Of course, when you’re reading or watching these kind of stories, it’s a passive experience — you’re following the arc of a predetermined tale. When you’re actually playing inside of a digital apocalypse, exerting as much control as the developers give you, you become a part of a story where anything can happen.
“There are a lot of possibilities that come with suspending the normal rules of civil society — even in play,” said Dr. Soraya Murray, an assistant professor of film and digital media at the University of California at Santa Cruz. “In a post-apocalyptic scenario, you can start to explore larger themes like humans versus nature, humans versus humans, and humans versus society. There’s a great essay written by Evan Watts, who talks about how so many games are set in some kind of ruins — which are both a sign of destruction that has occurred but also a sign of the potential for something new, too. It’s a useful way to think about spaces you might see in a game like BioShock or The Last of Us. The locations become places where there’s fluctuation between civility and brutality.”

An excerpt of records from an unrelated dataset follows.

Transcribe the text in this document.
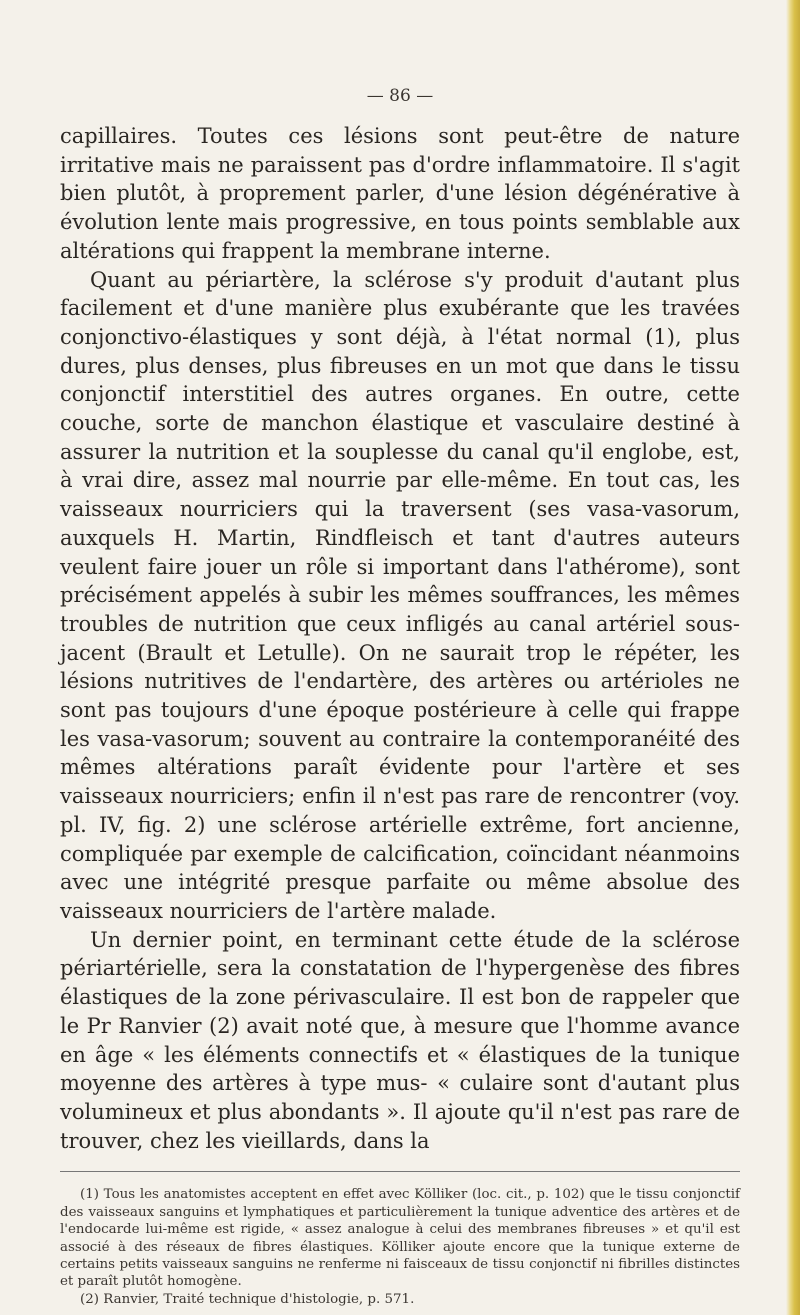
— 86 —

capillaires. Toutes ces lésions sont peut-être de nature irritative mais ne paraissent pas d'ordre inflammatoire. Il s'agit bien plutôt, à proprement parler, d'une lésion dégénérative à évolution lente mais progressive, en tous points semblable aux altérations qui frappent la membrane interne.

Quant au périartère, la sclérose s'y produit d'autant plus facilement et d'une manière plus exubérante que les travées conjonctivo-élastiques y sont déjà, à l'état normal (1), plus dures, plus denses, plus fibreuses en un mot que dans le tissu conjonctif interstitiel des autres organes. En outre, cette couche, sorte de manchon élastique et vasculaire destiné à assurer la nutrition et la souplesse du canal qu'il englobe, est, à vrai dire, assez mal nourrie par elle-même. En tout cas, les vaisseaux nourriciers qui la traversent (ses vasa-vasorum, auxquels H. Martin, Rindfleisch et tant d'autres auteurs veulent faire jouer un rôle si important dans l'athérome), sont précisément appelés à subir les mêmes souffrances, les mêmes troubles de nutrition que ceux infligés au canal artériel sous-jacent (Brault et Letulle). On ne saurait trop le répéter, les lésions nutritives de l'endartère, des artères ou artérioles ne sont pas toujours d'une époque postérieure à celle qui frappe les vasa-vasorum; souvent au contraire la contemporanéité des mêmes altérations paraît évidente pour l'artère et ses vaisseaux nourriciers; enfin il n'est pas rare de rencontrer (voy. pl. IV, fig. 2) une sclérose artérielle extrême, fort ancienne, compliquée par exemple de calcification, coïncidant néanmoins avec une intégrité presque parfaite ou même absolue des vaisseaux nourriciers de l'artère malade.

Un dernier point, en terminant cette étude de la sclérose périartérielle, sera la constatation de l'hypergenèse des fibres élastiques de la zone périvasculaire. Il est bon de rappeler que le Pr Ranvier (2) avait noté que, à mesure que l'homme avance en âge « les éléments connectifs et « élastiques de la tunique moyenne des artères à type mus- « culaire sont d'autant plus volumineux et plus abondants ». Il ajoute qu'il n'est pas rare de trouver, chez les vieillards, dans la

(1) Tous les anatomistes acceptent en effet avec Kölliker (loc. cit., p. 102) que le tissu conjonctif des vaisseaux sanguins et lymphatiques et particulièrement la tunique adventice des artères et de l'endocarde lui-même est rigide, « assez analogue à celui des membranes fibreuses » et qu'il est associé à des réseaux de fibres élastiques. Kölliker ajoute encore que la tunique externe de certains petits vaisseaux sanguins ne renferme ni faisceaux de tissu conjonctif ni fibrilles distinctes et paraît plutôt homogène.

(2) Ranvier, Traité technique d'histologie, p. 571.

The Last of Us is part of the latest crop of single-player games that are also benefitting from the craze. The PlayStation 3 exclusive depicts a world ravaged by a fungal virus, turning its victims into horrendously mutated creatures. Tense gameplay and a refreshingly mature storyline helped it win many awards, including GamesBeat’s Game of the Year for 2013.
In March, developer Naughty Dog announced that it had sold 6 million copies of the game.
“While playing The Last of Us, I couldn’t also help but think about how the scenario is a little bit of wish-fulfillment, presented to players in the form of a horror survivalist game,” said Murray. “Sure, it’s a terrible scenario with a bleak outlook. But it is also an opportunity to explore a simulated scenario of a dire situation. The veneer of society and civility gets torn away: What really matters then? For someone who has the luxury not to actually exist in a lived reality of basic survival, these types of games might be welcome spaces to entertain a little bit of fantasy about rejecting all the impositions, pressures, and obligations that accompany modern society.”
Without any scripted storylines, characters, or quests to follow, DayZ, Rust, Nether, and the upcoming H1Z1 give players the freedom to role-play as themselves. Online servers become microcosms of fragmented societies — small clusters of people who may or may not help you live. But beyond the basic mantra of “just survive,” players still need a little encouragement.
One way to do that is to introduce a common enemy.